Fate finds a way
Prompt
Every Chosen One is given the exact weapon they need to save the world from a specific threat. You got a mandolin.
Originally posted on reddit
Content Warnings
amateur writing
A harsh clang echoed through Halls of Oblivion, and the clerk at the head of the line grumbled, "Next!" as he stamped a stack of papers and sent the soul in front of me on its way towards a door marked "Unfinished business".
I nervously made my way up to the onyx counter and handed over the form containing my life's accomplishments.
Life path: Chosen one
Lifetime: 1034-1053
Cause of death: exsanguination via sword wound, by Dark Lord Sven Yengris III
Holy weapon: Mandoline
The form went on for quite a few pages, but that was the important part. I had to be the butt of Fate's worst joke. A mandoline as my holy weapon, with a life quest to prevent the end of the world by defeating a dark lord.
How in the world is a mandoline, a kitchen implement used to slice vegetables, supposed to help me defeat a dark lord? Obviously, I used it to prepare meals while we traveled, but what then? It's not heavy enough to brain him, and he'd have to be practically dead already for the blade set into its surface to do any appreciable damage.
The clerk glanced over my form quickly, then pulled a tome out from the shelves behind him.

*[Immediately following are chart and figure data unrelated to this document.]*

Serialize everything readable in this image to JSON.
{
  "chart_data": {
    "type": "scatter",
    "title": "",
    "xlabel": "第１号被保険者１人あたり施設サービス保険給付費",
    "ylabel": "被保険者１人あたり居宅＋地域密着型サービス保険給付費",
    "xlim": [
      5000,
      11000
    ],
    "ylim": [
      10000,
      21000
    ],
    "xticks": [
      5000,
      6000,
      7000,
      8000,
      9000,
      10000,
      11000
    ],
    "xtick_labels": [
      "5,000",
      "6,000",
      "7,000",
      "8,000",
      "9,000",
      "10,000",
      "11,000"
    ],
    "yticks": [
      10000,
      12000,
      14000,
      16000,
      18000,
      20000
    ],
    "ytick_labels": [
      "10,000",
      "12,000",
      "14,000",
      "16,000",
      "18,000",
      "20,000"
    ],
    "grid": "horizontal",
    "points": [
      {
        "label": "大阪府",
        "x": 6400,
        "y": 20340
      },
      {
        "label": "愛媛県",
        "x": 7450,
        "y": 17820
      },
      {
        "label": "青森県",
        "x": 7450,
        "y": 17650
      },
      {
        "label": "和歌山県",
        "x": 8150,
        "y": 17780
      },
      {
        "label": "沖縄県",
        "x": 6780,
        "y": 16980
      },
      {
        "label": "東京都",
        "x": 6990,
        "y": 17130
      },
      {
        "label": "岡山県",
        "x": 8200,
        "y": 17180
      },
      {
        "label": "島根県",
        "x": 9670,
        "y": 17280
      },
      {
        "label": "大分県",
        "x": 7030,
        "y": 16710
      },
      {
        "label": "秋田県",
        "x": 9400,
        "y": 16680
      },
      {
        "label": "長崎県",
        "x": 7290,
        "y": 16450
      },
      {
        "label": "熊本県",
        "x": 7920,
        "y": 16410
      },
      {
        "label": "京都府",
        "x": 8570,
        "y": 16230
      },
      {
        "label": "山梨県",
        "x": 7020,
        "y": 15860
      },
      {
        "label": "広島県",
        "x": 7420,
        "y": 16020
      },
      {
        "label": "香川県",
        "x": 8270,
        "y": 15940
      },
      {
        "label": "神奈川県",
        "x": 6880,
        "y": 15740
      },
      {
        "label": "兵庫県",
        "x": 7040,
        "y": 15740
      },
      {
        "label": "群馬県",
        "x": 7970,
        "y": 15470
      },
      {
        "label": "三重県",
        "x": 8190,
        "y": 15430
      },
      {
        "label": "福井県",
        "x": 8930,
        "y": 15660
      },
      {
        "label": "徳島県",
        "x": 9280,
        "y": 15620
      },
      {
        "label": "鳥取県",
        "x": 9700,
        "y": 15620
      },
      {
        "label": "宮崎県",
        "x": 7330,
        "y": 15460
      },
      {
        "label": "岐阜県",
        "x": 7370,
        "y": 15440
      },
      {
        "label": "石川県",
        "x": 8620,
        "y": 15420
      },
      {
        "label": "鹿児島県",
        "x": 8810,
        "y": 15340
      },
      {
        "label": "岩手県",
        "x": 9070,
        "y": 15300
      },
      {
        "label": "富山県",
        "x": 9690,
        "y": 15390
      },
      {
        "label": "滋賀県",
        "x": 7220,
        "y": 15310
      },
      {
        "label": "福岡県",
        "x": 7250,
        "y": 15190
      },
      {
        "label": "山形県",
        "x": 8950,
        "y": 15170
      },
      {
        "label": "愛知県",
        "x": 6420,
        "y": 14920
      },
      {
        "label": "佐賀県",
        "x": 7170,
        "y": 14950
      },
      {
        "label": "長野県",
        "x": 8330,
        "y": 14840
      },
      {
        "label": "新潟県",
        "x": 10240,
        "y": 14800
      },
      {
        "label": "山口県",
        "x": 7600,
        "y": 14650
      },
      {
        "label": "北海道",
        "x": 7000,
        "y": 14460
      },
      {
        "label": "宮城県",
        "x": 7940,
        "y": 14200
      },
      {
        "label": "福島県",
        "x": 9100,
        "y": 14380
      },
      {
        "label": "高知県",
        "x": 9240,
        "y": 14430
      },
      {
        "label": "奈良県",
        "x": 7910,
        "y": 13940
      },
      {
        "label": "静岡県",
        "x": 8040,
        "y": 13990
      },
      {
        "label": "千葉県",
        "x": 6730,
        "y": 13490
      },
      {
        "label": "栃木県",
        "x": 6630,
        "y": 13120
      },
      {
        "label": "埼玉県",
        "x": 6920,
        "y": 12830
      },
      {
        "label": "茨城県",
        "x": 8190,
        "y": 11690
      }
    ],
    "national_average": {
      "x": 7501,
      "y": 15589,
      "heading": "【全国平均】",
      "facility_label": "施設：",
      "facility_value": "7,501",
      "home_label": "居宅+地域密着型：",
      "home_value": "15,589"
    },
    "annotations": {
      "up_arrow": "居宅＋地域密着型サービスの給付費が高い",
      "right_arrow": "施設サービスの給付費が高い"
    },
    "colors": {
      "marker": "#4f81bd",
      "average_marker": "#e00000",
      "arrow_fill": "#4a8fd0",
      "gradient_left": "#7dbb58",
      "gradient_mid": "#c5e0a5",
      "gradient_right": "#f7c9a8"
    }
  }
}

"Hmmmmm..... Mandoline? You sure about that?"
I raised my eyebrow. "Yes, it was granted to me by Tothis, the high priest for Genrin the God of light"
The clerk pursed his lips, his finger making its way down the lines of text.

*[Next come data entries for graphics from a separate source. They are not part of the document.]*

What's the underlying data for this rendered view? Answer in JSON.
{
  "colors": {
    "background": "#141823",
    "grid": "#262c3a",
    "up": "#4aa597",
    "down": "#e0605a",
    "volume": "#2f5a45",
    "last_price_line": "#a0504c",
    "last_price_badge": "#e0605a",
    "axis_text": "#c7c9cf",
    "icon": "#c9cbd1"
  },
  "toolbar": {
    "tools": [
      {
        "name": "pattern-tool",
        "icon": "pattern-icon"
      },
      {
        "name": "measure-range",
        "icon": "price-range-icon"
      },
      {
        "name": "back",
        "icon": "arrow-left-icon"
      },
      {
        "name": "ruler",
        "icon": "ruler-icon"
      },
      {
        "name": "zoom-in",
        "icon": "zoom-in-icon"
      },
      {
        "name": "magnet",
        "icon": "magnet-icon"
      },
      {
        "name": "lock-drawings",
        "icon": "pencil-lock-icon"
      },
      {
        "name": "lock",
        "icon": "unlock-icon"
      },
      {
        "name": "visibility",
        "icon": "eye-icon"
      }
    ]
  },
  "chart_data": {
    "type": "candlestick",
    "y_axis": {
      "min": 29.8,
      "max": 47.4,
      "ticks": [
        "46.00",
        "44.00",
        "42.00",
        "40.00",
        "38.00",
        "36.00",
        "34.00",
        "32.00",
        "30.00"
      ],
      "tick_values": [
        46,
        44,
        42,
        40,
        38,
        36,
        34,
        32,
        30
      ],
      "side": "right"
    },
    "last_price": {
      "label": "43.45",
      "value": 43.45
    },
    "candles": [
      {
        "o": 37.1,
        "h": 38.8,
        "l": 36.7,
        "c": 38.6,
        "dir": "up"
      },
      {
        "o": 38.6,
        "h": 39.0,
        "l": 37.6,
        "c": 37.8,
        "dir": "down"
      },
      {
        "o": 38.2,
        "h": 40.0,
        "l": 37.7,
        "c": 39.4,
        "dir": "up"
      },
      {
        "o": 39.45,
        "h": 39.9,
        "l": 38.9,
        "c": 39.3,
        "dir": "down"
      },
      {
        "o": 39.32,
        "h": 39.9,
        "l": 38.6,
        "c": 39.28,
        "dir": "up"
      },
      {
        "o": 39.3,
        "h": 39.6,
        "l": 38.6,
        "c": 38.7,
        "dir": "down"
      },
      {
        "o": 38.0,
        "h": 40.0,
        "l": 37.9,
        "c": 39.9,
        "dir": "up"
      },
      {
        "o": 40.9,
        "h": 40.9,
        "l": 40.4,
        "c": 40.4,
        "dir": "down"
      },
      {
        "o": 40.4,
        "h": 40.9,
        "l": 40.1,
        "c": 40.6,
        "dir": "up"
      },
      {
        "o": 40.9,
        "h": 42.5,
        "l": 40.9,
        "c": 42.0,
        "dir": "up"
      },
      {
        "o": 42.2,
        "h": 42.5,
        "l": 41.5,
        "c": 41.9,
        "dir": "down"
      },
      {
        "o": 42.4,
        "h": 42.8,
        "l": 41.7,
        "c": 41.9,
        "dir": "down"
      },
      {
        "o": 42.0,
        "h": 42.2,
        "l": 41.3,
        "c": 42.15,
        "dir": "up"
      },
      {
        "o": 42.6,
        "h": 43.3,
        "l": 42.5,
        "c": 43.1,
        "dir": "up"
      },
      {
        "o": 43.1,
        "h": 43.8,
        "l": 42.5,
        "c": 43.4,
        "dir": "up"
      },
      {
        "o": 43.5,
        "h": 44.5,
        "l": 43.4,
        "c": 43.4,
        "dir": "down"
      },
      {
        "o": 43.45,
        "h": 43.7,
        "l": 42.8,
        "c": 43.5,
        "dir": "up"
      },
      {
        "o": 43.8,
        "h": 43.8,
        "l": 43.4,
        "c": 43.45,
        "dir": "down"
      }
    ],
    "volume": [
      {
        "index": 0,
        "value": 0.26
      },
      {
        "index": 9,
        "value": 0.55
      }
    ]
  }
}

"Maneater... mangler.... manmasher.... mandoline!"
He stared at the page for a few moments, then cleared his throat.
"I'm.. I'm afraid there's been a bit of a mixup. The mandoline was destined to make its way into the hands of a holy master chef, who would use it to inspire troops in the final battle against Dark Lorde Sven Yengris III. You were supposed to receive a blessed mandolin which would freeze him with notes of unearthly resonance and open him up to a final blow!"
I leaned over the book he'd placed on the counter and read where his finger was pointing:
Holy Mandolin of resonance: last checked out by ~. The rest of the line was smudged and illegible.

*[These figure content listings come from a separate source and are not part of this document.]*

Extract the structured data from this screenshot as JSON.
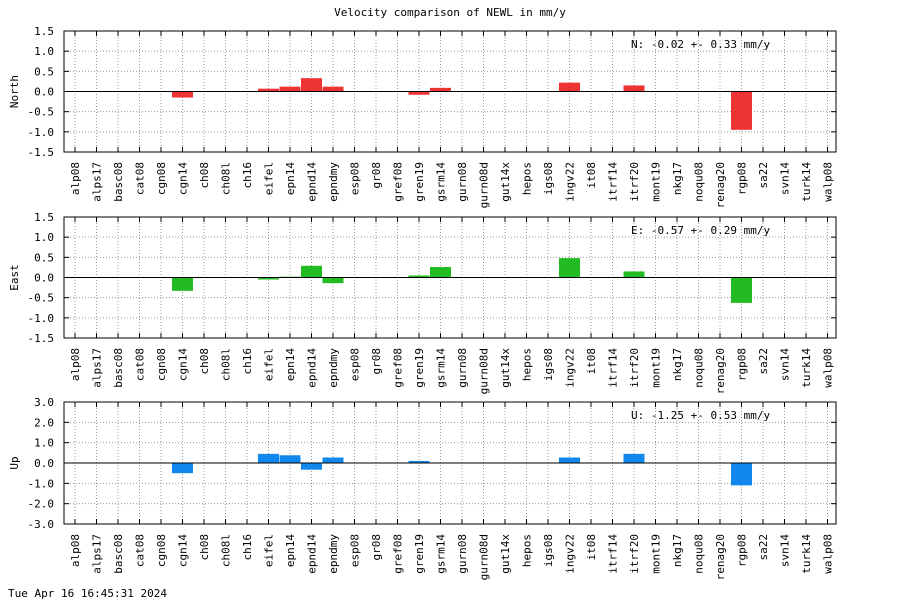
{
  "title": "Velocity comparison of NEWL in mm/y",
  "timestamp": "Tue Apr 16 16:45:31 2024",
  "colors": {
    "north": "#ee3333",
    "east": "#22bb22",
    "up": "#1188ee"
  },
  "chart_data": [
    {
      "type": "bar",
      "ylabel": "North",
      "annotation": "N:  -0.02 +-  0.33 mm/y",
      "ylim": [
        -1.5,
        1.5
      ],
      "yticks": [
        "1.5",
        "1.0",
        "0.5",
        "0.0",
        "-0.5",
        "-1.0",
        "-1.5"
      ],
      "grid": true,
      "categories": [
        "alp08",
        "alps17",
        "basc08",
        "cat08",
        "cgn08",
        "cgn14",
        "ch08",
        "ch08l",
        "ch16",
        "eifel",
        "epn14",
        "epnd14",
        "epndmy",
        "esp08",
        "gr08",
        "gref08",
        "gren19",
        "gsrm14",
        "gurn08",
        "gurn08d",
        "gut14x",
        "hepos",
        "igs08",
        "ingv22",
        "it08",
        "itrf14",
        "itrf20",
        "mont19",
        "nkg17",
        "noqu08",
        "renag20",
        "rgp08",
        "sa22",
        "svn14",
        "turk14",
        "walp08"
      ],
      "values": [
        null,
        null,
        null,
        null,
        null,
        -0.15,
        null,
        null,
        null,
        0.07,
        0.12,
        0.33,
        0.12,
        null,
        null,
        null,
        -0.08,
        0.09,
        null,
        null,
        null,
        null,
        null,
        0.22,
        null,
        null,
        0.15,
        null,
        null,
        null,
        null,
        -0.95,
        null,
        null,
        null,
        null
      ]
    },
    {
      "type": "bar",
      "ylabel": "East",
      "annotation": "E:  -0.57 +-  0.29 mm/y",
      "ylim": [
        -1.5,
        1.5
      ],
      "yticks": [
        "1.5",
        "1.0",
        "0.5",
        "0.0",
        "-0.5",
        "-1.0",
        "-1.5"
      ],
      "grid": true,
      "categories": [
        "alp08",
        "alps17",
        "basc08",
        "cat08",
        "cgn08",
        "cgn14",
        "ch08",
        "ch08l",
        "ch16",
        "eifel",
        "epn14",
        "epnd14",
        "epndmy",
        "esp08",
        "gr08",
        "gref08",
        "gren19",
        "gsrm14",
        "gurn08",
        "gurn08d",
        "gut14x",
        "hepos",
        "igs08",
        "ingv22",
        "it08",
        "itrf14",
        "itrf20",
        "mont19",
        "nkg17",
        "noqu08",
        "renag20",
        "rgp08",
        "sa22",
        "svn14",
        "turk14",
        "walp08"
      ],
      "values": [
        null,
        null,
        null,
        null,
        null,
        -0.33,
        null,
        null,
        null,
        -0.05,
        0.02,
        0.29,
        -0.14,
        null,
        null,
        null,
        0.05,
        0.26,
        null,
        null,
        null,
        null,
        null,
        0.48,
        null,
        null,
        0.15,
        null,
        null,
        null,
        null,
        -0.63,
        null,
        null,
        null,
        null
      ]
    },
    {
      "type": "bar",
      "ylabel": "Up",
      "annotation": "U:  -1.25 +-  0.53 mm/y",
      "ylim": [
        -3.0,
        3.0
      ],
      "yticks": [
        "3.0",
        "2.0",
        "1.0",
        "0.0",
        "-1.0",
        "-2.0",
        "-3.0"
      ],
      "grid": true,
      "categories": [
        "alp08",
        "alps17",
        "basc08",
        "cat08",
        "cgn08",
        "cgn14",
        "ch08",
        "ch08l",
        "ch16",
        "eifel",
        "epn14",
        "epnd14",
        "epndmy",
        "esp08",
        "gr08",
        "gref08",
        "gren19",
        "gsrm14",
        "gurn08",
        "gurn08d",
        "gut14x",
        "hepos",
        "igs08",
        "ingv22",
        "it08",
        "itrf14",
        "itrf20",
        "mont19",
        "nkg17",
        "noqu08",
        "renag20",
        "rgp08",
        "sa22",
        "svn14",
        "turk14",
        "walp08"
      ],
      "values": [
        null,
        null,
        null,
        null,
        null,
        -0.5,
        null,
        null,
        null,
        0.45,
        0.38,
        -0.33,
        0.27,
        null,
        null,
        null,
        0.1,
        null,
        null,
        null,
        null,
        null,
        null,
        0.27,
        null,
        null,
        0.45,
        null,
        null,
        null,
        null,
        -1.1,
        null,
        null,
        null,
        null
      ]
    }
  ]
}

"So, what now? Do I get a do-over?"
"Hm, let's see..."
The clerk went back to the shelves and found a book labelled "Dark Lord Sven Yengris III". He flipped to the very last page, then snorted as he finished reading..
"I don't think that will be necessary. Sven appropriated your mandoline and made a regular habit of preparing his meals with it. In 1054, a blade broke and embedded itself into a slice of zucchini, which he ate and died shortly after from a lacerated small intestine."
The clerk grabbed his stamp and a clang echoed through the hall as he aggressively marked my form and pointed me towards the door labeled "Blessed".